Forma dell’agevolazione. Un contributo a fondo perduto non si restituisce; un finanziamento agevolato sì, a tasso ridotto; una garanzia non è denaro ma la copertura pubblica di un prestito che ti fa una banca; un credito d’imposta si recupera in compensazione, quindi serve avere imposte da pagare. Sono cose diverse e il nome del bando non sempre lo chiarisce.

Costi ammessi. È l’elenco di ciò che si può mettere in domanda: macchinari, software, consulenze, personale.
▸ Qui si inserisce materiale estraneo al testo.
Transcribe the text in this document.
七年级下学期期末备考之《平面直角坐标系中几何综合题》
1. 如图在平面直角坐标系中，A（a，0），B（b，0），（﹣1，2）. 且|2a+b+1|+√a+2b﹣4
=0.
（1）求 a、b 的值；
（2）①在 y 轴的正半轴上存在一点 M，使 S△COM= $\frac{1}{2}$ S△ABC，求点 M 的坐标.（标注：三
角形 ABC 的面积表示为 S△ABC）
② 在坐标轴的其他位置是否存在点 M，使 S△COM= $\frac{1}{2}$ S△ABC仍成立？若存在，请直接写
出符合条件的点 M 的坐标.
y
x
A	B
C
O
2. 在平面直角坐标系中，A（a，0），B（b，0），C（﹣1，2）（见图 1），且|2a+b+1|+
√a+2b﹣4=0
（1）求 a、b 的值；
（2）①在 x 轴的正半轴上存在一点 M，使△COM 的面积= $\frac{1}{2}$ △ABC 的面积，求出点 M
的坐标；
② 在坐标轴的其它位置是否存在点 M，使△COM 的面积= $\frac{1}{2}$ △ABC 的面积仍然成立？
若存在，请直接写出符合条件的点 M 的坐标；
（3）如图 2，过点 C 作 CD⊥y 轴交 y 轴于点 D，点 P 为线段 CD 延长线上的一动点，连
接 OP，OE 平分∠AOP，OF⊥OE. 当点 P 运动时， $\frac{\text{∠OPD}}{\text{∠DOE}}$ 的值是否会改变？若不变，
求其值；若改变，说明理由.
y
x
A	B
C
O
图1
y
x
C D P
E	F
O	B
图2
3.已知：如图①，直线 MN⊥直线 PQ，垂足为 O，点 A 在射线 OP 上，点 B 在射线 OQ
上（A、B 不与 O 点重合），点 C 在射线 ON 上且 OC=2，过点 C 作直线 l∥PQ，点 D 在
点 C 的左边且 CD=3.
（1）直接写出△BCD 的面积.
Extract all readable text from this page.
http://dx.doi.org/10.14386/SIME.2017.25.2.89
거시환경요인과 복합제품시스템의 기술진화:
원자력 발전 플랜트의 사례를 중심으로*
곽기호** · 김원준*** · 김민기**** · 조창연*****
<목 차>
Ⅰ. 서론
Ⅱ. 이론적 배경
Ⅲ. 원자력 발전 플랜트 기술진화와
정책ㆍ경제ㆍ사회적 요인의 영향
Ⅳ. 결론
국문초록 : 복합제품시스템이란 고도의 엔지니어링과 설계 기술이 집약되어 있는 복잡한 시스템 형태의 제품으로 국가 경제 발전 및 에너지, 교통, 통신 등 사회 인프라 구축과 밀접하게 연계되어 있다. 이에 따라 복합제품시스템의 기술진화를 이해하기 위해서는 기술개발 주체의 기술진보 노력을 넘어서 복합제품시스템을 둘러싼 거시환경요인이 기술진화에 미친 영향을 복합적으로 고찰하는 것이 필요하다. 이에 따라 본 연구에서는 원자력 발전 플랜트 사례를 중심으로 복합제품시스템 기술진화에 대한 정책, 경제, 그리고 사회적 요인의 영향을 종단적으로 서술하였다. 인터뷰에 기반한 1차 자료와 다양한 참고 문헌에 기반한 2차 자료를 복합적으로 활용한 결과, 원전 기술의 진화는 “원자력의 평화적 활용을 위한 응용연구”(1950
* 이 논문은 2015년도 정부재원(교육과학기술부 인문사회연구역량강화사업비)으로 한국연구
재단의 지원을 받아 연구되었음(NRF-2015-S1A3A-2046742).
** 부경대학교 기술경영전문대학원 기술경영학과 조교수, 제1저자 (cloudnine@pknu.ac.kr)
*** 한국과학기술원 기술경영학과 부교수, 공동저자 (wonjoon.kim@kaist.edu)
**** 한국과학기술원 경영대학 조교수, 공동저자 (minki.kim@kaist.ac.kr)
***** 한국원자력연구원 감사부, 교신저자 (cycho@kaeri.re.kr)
Una misura generosa su costi che non sostieni vale meno di una piccola su quelli che hai davvero, ed è la verifica che conviene fare per prima.

Perché mostriamo anche i fondi arrivati nel tuo comune

I progetti finanziati con i fondi di coesione sono soldi già assegnati, non opportunità aperte. Servono a un’altra cosa: capire dove si sta muovendo la spesa pubblica dove lavori. Se sul tuo territorio i finanziamenti si concentrano su digitalizzazione o efficienza energetica, è probabile che nei prossimi bandi regionali quelle voci tornino — e vedere chi li ha ricevuti dice quali soggetti locali stanno già lavorando su quei temi.

Il codice ISTAT del comune è a sei cifre e non coincide con il CAP: lo trovi sui certificati anagrafici, sulle visure camerali e nei documenti catastali. L’archivio copre il ciclo di programmazione 2021-2027.